Denn die Schließung zum Jahresende bedeutet de facto, dass Kinder hier nur bis zum 23. Dezember auf die Welt kommen können. Damit sie im Fall von Komplikationen noch ein paar Tage auf der Station bleiben können. Für Tanja Pereiras errechneten Geburtstermin ist das knapp zu früh, sie sagt: „Wir haben schon überlegt, ob wir einen Esel mieten und damit am 24. Dezember auflaufen sollen.“
>>>HINTERGRUND:
Hattingen hat die Entwicklung in Gladbeck vorweggenommen. In der 56 000-Einwohner-Stadt gibt es schon seit 2008 keine Geburtsklinik mehr. Haus- und Zufallsgeburten sind selten.

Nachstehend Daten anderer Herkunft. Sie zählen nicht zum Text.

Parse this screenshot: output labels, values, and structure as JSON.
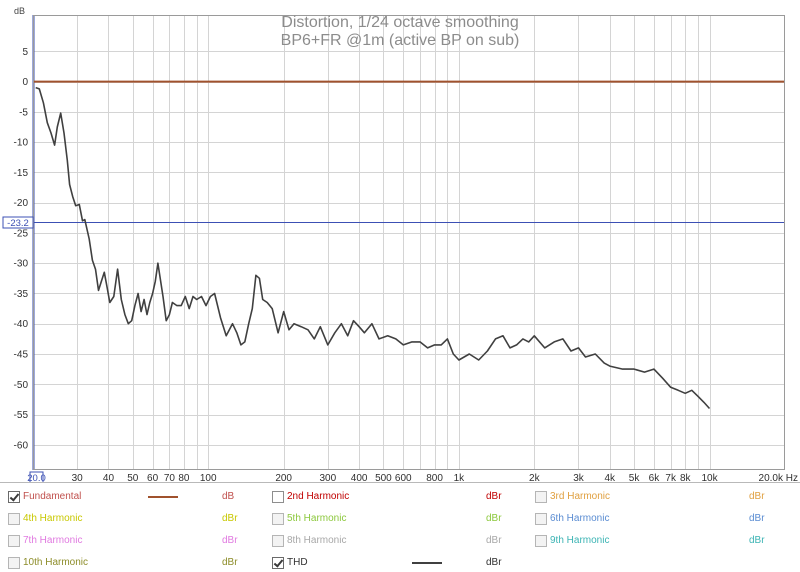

Seit 2012 wurden nach den Daten des „Landesverbandes der Hebammen NRW“ folgende Geburtsstationen im Ruhrgebiet geschlossen: Castrop-Rauxel, Ev. Krankenhaus mit ca 300 Geburten. Essen, kath. Krankenhaus mit 400 Geburten. Kamen, Städtisches Hellmig-Krankenhaus mit knapp 200 Geburten.
Außerdem machten in NRW Geburtskliniken dicht in Bünde, Eitorf und Hemer, in Jülich und Münster, Steinfurt und Warendorf sowie in Wuppertal, Wermelskirchen und Solingen.